Esse encontro é a cura não de um, mas de muitos. É a apresentação do transtorno
numa visão mais sistêmica e menos individualizada.
Em cada
passo, em cada construção, em cada realização o que acompanhamos é uma
tentativa de enxergar o outro como SER HUMANO. Na busca por esse olhar, o
personagem realiza o percurso da Interdisciplinaridade. Para além do ato
médico, ele postula a necessidade de se estudar neurologia na Psicologia e na
Medicina estudar Psicologia. Mais do que meramente estudar como se faz e se tem
feito, ele conclama à necessidade desses saberes se abraçarem para possibilitarem
um olhar mais humano ao paciente.
É nessa
direção que tacitamente, durante todo o livro esta inserido a FILOSOFIA. Não
para pensar sobre o pensamento. Não para criar hipóteses e confabulações acerca
de si mesmo, mas para indo ao encontro do outro, de frente a dor e o desamparo
do outro, reconhecer esse outro como igual e singular. Esse olhar que ele
apresenta ao longo de todo livro falta, invariavelmente, a sociedade como um
todo. Falta nos cursos superiores, falta aos profissionais. Falta a postura de
se assumir humano e aceitar a humanidade por vezes desumana do seu alter, do
seu outro, do seu igual.
É nessa
direção que retomo o post mais comentado desse blog e também mais lido: “A
Menina que Nasceu Esquizofrênica”. O que aquele post quer dizer e poderia ter
dito mais claramente é que um ser não pode ser reduzido a sua doença. Não pelo
menos sem que a gente retire dele as inúmeras possibilidades e potencialidades
que esse ser possui. Tal redução acarreta no desprezo, no descaso e na
coisificação ou na 'doentificação' dos seres humanos. Finalizando, outra coisa
que aquele post quis refletir era sobre o sentido da medicação. Quis discutir
qual a crença, a ideologia que se encontra por detrás do uso desses remédios.

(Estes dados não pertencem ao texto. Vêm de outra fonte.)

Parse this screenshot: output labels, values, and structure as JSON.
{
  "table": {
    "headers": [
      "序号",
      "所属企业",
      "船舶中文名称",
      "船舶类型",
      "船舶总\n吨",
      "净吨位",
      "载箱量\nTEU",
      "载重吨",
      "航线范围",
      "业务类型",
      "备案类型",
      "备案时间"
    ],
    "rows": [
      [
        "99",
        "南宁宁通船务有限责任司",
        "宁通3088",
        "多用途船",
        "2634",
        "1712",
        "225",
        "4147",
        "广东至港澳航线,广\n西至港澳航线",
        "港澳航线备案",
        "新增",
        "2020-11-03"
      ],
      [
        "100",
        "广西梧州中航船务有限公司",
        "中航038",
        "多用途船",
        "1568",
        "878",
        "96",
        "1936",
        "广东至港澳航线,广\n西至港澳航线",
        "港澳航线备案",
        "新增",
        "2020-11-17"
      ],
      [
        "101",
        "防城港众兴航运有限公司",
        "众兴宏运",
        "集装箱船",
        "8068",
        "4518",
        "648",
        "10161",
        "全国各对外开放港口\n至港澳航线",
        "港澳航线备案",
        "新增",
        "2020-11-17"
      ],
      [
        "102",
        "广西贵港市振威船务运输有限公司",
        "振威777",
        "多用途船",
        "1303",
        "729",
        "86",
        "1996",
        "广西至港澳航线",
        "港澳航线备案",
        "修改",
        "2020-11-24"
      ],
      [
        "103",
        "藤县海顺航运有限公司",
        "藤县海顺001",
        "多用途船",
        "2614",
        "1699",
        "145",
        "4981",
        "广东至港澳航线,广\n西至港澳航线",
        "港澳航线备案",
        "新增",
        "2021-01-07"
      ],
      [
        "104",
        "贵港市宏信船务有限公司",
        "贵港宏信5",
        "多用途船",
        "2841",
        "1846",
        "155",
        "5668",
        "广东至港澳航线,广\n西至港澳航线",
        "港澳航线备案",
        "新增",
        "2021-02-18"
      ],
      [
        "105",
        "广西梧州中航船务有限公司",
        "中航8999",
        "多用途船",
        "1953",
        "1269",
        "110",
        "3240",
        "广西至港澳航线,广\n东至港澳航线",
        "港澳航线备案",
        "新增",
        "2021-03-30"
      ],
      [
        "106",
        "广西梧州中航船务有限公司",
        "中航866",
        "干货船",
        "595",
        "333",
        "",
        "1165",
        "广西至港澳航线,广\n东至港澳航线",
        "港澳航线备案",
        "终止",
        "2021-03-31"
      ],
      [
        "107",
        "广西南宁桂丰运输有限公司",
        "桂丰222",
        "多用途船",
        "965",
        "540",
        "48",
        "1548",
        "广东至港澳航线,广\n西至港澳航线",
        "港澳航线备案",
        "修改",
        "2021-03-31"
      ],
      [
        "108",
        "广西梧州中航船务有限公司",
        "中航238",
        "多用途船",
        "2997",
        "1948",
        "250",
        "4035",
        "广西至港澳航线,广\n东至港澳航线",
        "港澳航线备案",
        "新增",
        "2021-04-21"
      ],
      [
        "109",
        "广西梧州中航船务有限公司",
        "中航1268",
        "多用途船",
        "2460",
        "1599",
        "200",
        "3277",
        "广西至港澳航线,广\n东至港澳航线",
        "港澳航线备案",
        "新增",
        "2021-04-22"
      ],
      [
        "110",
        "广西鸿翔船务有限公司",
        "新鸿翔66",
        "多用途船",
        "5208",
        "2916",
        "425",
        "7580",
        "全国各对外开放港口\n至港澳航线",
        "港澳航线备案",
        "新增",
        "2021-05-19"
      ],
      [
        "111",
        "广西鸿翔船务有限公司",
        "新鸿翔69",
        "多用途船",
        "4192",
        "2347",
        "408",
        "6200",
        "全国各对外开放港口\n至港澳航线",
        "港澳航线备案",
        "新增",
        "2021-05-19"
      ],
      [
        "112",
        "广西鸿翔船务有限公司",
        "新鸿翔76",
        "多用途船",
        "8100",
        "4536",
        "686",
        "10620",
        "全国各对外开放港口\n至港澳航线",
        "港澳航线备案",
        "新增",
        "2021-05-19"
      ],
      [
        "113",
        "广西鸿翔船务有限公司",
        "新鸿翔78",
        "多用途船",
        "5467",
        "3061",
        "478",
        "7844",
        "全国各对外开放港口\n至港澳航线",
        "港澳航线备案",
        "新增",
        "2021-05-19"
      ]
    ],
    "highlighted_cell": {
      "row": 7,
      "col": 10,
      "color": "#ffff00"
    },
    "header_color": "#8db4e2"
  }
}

Qual o caráter salvífico que passou a se dar a componentes exógenos que afetam
os neurotransmissores supostamente alterando condutas? Até que ponto o
‘sucesso’ desses medicamentos não poderiam ser alcançados por técnicas de
escuta, respeito, compreensão do outro?
Enfim, a ideia era discutir não meramente o surto, momento no qual a medicação se faz necessária e adequada para controlar os diversos e multifacetados impulsos do ser fora de si mesmo, ou ensimesmado por demasia. A discussão do texto era ir ao encontro da pergunta: O QUE FAZEMOS DEPOIS DO SURTO? E me parece que depois disso precisamos largar rótulos, métodos, fórmulas e ir em direção ao outro. Abraça-lo, tocá-lo, vê-lo. Ainda não fazemos esse movimento, seja porque há um entorpecimento medicamentoso do paciente que lhe impede de sentir; seja porque há um entorpecimento teórico, acadêmico por parte dos profissionais que lhes impede de envolver.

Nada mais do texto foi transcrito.